The wide-spread release of the Surface SDK comes with a Service Pack that adds some API enhancements. The classes getting new functionality include ScatterView, Contact, TagVisualizer, and SurfaceSlider. New classes include a playback mechanism for recorded simulator scripts and the base classes SurfaceSelector and SurfaceHeaderedItemsControl.
Amongst the development tools is a stress generator. This tool can send randomly generated input, optionally “parameterized by types, sizes, velocities of contacts, regions where the contacts should appear, the rate of appearance, the contact density, and whether the simulated contacts can touch the Surface Shell access points.” For reproducibility, the randomization can be based on a seed value.
Support for “Service Applications” has been added.

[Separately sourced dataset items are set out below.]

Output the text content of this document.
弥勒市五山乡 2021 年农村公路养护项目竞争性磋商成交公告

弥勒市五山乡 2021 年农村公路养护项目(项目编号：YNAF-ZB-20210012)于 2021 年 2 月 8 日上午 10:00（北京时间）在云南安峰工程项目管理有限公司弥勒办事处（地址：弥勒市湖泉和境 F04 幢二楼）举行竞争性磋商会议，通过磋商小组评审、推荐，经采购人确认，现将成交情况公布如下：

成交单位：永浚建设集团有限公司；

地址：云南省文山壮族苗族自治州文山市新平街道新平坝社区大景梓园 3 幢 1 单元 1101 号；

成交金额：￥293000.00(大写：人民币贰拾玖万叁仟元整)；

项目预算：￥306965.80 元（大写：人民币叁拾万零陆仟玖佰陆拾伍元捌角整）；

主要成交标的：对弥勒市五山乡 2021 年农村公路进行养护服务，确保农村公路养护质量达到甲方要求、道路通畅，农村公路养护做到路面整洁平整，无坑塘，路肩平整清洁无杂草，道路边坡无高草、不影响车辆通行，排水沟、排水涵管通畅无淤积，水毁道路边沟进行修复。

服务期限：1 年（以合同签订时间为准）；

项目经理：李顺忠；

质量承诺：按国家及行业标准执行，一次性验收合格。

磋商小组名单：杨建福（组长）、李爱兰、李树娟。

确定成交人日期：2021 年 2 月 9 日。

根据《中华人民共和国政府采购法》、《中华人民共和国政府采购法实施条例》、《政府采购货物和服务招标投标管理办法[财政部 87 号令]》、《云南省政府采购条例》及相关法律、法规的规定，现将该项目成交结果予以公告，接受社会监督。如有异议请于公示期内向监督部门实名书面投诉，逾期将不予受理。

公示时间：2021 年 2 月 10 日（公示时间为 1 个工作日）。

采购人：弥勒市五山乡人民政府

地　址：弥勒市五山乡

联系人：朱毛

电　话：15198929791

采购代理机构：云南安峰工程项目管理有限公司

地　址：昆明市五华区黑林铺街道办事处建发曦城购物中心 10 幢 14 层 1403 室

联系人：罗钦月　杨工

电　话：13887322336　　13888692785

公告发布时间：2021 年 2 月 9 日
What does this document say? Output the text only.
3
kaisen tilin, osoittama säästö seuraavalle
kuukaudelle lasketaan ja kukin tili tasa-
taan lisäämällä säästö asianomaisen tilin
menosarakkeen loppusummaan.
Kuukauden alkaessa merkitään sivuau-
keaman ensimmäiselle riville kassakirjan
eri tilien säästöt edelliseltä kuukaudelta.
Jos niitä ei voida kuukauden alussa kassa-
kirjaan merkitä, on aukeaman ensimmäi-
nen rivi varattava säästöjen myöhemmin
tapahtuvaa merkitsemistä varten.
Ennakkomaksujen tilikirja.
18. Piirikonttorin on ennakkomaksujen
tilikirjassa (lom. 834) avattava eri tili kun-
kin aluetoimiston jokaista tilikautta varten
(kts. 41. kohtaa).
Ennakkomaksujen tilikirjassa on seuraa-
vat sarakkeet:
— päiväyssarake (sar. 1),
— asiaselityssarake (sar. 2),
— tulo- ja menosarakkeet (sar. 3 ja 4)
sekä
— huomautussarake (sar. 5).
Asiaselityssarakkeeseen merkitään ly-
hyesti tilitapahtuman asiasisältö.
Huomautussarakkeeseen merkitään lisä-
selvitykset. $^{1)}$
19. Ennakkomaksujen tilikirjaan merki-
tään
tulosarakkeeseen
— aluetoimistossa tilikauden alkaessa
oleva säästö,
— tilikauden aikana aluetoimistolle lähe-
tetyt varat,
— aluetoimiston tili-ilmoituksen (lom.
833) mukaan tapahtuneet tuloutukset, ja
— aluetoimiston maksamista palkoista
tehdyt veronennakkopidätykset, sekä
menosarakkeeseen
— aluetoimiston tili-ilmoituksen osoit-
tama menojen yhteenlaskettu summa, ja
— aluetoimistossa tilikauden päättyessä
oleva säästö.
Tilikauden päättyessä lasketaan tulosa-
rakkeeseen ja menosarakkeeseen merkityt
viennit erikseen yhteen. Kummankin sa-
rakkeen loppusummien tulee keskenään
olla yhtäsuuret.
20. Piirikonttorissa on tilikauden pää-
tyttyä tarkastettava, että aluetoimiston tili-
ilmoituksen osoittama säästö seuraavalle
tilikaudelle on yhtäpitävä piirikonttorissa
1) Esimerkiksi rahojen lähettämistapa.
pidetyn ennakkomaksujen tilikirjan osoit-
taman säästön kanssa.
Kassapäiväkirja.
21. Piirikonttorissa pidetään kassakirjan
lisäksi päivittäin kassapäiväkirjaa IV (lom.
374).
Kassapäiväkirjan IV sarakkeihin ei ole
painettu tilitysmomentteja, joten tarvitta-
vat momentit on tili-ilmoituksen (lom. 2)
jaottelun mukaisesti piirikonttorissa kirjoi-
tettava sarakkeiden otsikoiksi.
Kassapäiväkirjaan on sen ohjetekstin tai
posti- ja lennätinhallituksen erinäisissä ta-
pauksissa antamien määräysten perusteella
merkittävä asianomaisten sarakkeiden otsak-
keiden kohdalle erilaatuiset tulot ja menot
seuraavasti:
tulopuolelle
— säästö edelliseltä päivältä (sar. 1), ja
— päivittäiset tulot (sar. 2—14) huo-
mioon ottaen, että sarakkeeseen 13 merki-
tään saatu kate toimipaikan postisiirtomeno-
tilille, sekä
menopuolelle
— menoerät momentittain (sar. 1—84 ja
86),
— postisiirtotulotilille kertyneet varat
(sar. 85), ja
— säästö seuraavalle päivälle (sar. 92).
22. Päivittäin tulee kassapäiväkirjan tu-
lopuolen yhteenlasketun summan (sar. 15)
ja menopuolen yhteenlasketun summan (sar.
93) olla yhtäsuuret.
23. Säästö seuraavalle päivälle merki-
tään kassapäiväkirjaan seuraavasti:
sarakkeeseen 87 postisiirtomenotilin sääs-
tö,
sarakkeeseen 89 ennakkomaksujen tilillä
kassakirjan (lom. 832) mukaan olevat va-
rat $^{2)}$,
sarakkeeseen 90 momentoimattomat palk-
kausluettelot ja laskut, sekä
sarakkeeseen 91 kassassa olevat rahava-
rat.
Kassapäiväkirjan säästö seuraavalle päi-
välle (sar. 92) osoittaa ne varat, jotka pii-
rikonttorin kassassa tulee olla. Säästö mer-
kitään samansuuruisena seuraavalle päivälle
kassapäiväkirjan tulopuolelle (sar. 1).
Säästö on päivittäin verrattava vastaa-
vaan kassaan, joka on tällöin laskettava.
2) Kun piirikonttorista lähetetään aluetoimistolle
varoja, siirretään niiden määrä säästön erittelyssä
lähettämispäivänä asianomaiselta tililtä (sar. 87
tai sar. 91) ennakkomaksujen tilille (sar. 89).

These are like Windows Services in that they don’t have user interfaces and persist across user sessions. Service Applications can be automatically restarted if they fail and initiate other Surface applications.
The Surface Shell, which hosts all Surface applications, can now use tags on objects to start the application associated with the tag.
In addition to the SDK download itself, there is a lot of useful information in the release notes and getting started documents. You will need an XPS reader if you wish to view these documents on a non-Vista OS.